The biography continues, “In the spring of 1831 Dr. Maus started with a horse and buggy for the west, traveling over the mountains to the mouth of Beaver river, where he took passage on board a steamboat, and traveled on it as far as Madison, Indiana. Here he purchased a horse, and made the balance of the trip overland to Tazewell county, locating in practice in the town of Mackinaw. In June, 1832, he brought out his wife and eldest child, who was then an infant, to Tazewell county, that time making the trip by land.”
Dr. Maus’ brothers Samuel and Joseph also came out to Tazewell County and settled in Pekin. Dr. Maus moved from Mackinaw to Pekin in 1838, and that fall he was elected to the Illinois General Assembly as representative for Tazewell County. He was a member of the last state legislature to convene in the former state capital of Vandalia and of the first legislature to convene in the new capital of Springfield. Around these years, in addition to his medical practice and his state office, Dr. Maus also was a contractor for several railroads, building five sections of the Pekin & Bloomington branch of the Central Railroad (later the I. B. & W.).
“Upon his return from the legislature,” the biography says, “the Doctor engaged in practicing medicine; he also carried on merchandising with his nephew, Jacob Maus. Dr. Maus enjoyed a lucrative and extensive practice up to 1851, at which time he discontinued the practice of medicine, and devoted his time and attention to a variety of business, and subsequently improved a large farm in Mackinaw township. In December, 1858, Mrs. Maus died at the residence of her daughter, Mrs. James Haines.”
He remarried in 1862 to Elizabeth Batterson of Pekin. The following year he moved to his farm, but returned to Pekin in 1864. “Since 1865 his attention has been largely devoted to Horticulture,” the biography says.
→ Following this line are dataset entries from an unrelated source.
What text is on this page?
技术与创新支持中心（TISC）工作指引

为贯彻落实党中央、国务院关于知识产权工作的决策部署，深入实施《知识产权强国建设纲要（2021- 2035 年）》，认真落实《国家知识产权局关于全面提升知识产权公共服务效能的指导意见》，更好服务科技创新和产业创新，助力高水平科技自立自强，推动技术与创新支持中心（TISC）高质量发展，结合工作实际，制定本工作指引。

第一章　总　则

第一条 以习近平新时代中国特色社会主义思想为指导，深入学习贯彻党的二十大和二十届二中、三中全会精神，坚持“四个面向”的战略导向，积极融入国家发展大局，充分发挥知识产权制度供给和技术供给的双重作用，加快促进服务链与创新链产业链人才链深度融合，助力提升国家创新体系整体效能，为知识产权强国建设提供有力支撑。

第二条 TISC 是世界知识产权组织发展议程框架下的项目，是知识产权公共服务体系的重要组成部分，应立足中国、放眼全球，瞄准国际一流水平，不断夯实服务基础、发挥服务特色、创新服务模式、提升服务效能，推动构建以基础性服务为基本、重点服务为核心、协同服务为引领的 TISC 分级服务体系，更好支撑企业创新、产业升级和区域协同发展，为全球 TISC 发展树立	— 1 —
A death notice in the Bloomington Pantagraph says he died in Pekin on Feb. 25, 1877.
Further details of his life, and his horticultural activities, can be gleaned from an “Odds and Ends” column published in the Pekin Daily Times on Sept. 23, 1930:
“Quite a number of folks remember Dr. William Maus, who during his residence in Pekin lived in a locality which is now one of the finest residence sections of Park avenue. The Dr. William Maus home was situated, north of and close to the home now occupied by Fred Epkens on Park avenue. . [Note: the 1930 Pekin City Directory says Fred and Eugenia “Epkins” lived at 1031 Park Ave.] In addition to being a doctor of medicine, William Maus was a pioneer nurseryman of this section.
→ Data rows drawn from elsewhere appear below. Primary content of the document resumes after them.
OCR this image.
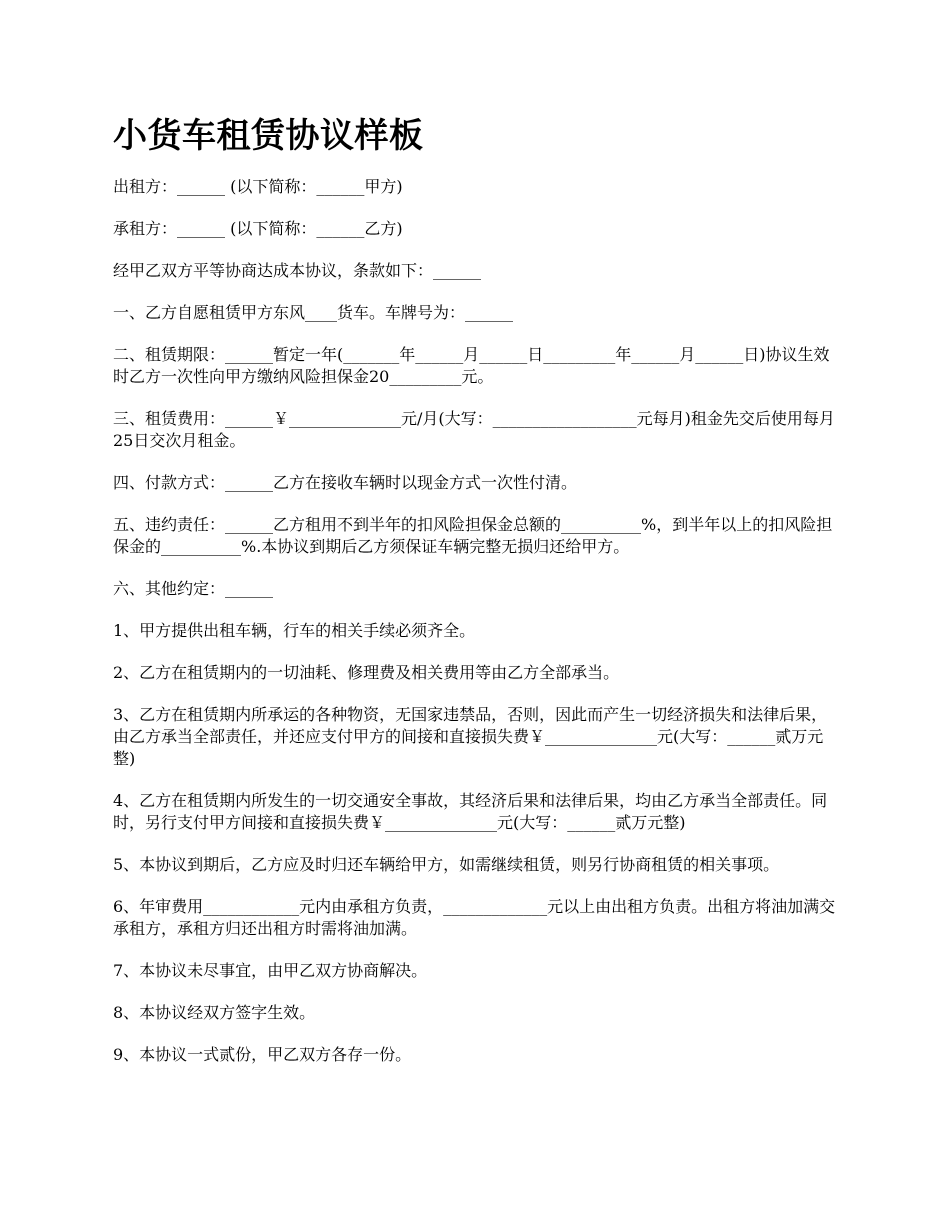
小货车租赁协议样板

出租方：______ (以下简称：______甲方)

承租方：______ (以下简称：______乙方)

经甲乙双方平等协商达成本协议，条款如下：______

一、乙方自愿租赁甲方东风____货车。车牌号为：______

二、租赁期限：______暂定一年(_______年______月______日_________年______月______日)协议生效时乙方一次性向甲方缴纳风险担保金20_________元。

三、租赁费用：______￥______________元/月(大写：__________________元每月)租金先交后使用每月25日交次月租金。

四、付款方式：______乙方在接收车辆时以现金方式一次性付清。

五、违约责任：______乙方租用不到半年的扣风险担保金总额的__________%，到半年以上的扣风险担保金的__________%.本协议到期后乙方须保证车辆完整无损归还给甲方。

六、其他约定：______

1、甲方提供出租车辆，行车的相关手续必须齐全。

2、乙方在租赁期内的一切油耗、修理费及相关费用等由乙方全部承当。

3、乙方在租赁期内所承运的各种物资，无国家违禁品，否则，因此而产生一切经济损失和法律后果，由乙方承当全部责任，并还应支付甲方的间接和直接损失费￥______________元(大写：______贰万元整)

4、乙方在租赁期内所发生的一切交通安全事故，其经济后果和法律后果，均由乙方承当全部责任。同时，另行支付甲方间接和直接损失费￥______________元(大写：______贰万元整)

5、本协议到期后，乙方应及时归还车辆给甲方，如需继续租赁，则另行协商租赁的相关事项。

6、年审费用____________元内由承租方负责，_____________元以上由出租方负责。出租方将油加满交承租方，承租方归还出租方时需将油加满。

7、本协议未尽事宜，由甲乙双方协商解决。

8、本协议经双方签字生效。

9、本协议一式贰份，甲乙双方各存一份。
“The home as many recall it was of southern colonial type and stood well back from the street (now Park avenue). Two rows of evergreen trees bordered the east and west sides of the wide drive which led up to the home and circled around it on each side.
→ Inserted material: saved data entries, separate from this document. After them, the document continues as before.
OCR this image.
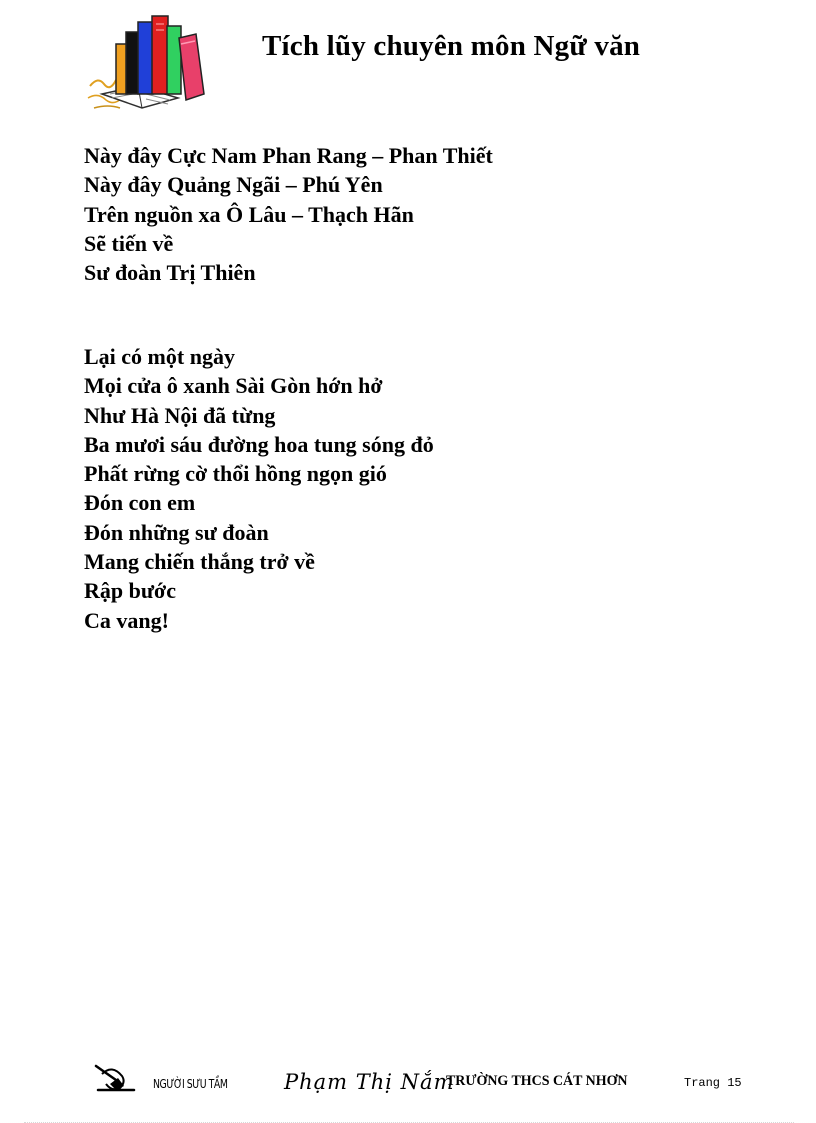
Tích lũy chuyên môn Ngữ văn
Này đây Cực Nam Phan Rang – Phan Thiết
Này đây Quảng Ngãi – Phú Yên
Trên nguồn xa Ô Lâu – Thạch Hãn
Sẽ tiến về
Sư đoàn Trị Thiên
Lại có một ngày
Mọi cửa ô xanh Sài Gòn hớn hở
Như Hà Nội đã từng
Ba mươi sáu đường hoa tung sóng đỏ
Phất rừng cờ thổi hồng ngọn gió
Đón con em
Đón những sư đoàn
Mang chiến thắng trở về
Rập bước
Ca vang!
NGƯỜI SƯU TẦM	Phạm Thị Nắm
TRƯỜNG THCS CÁT NHƠN	Trang 15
“. . . [O]n the south side of the street [Note: in the 1100 block of Park Avenue] William Maus had a large orchard, which kids of those days often visited. Dr. William Maus was a kindly and generous man, one of our old timers said this morning, and the boys did not have to raid the orchard, for the doctor always gave them all the apples, pears and other fruit they wanted to eat.”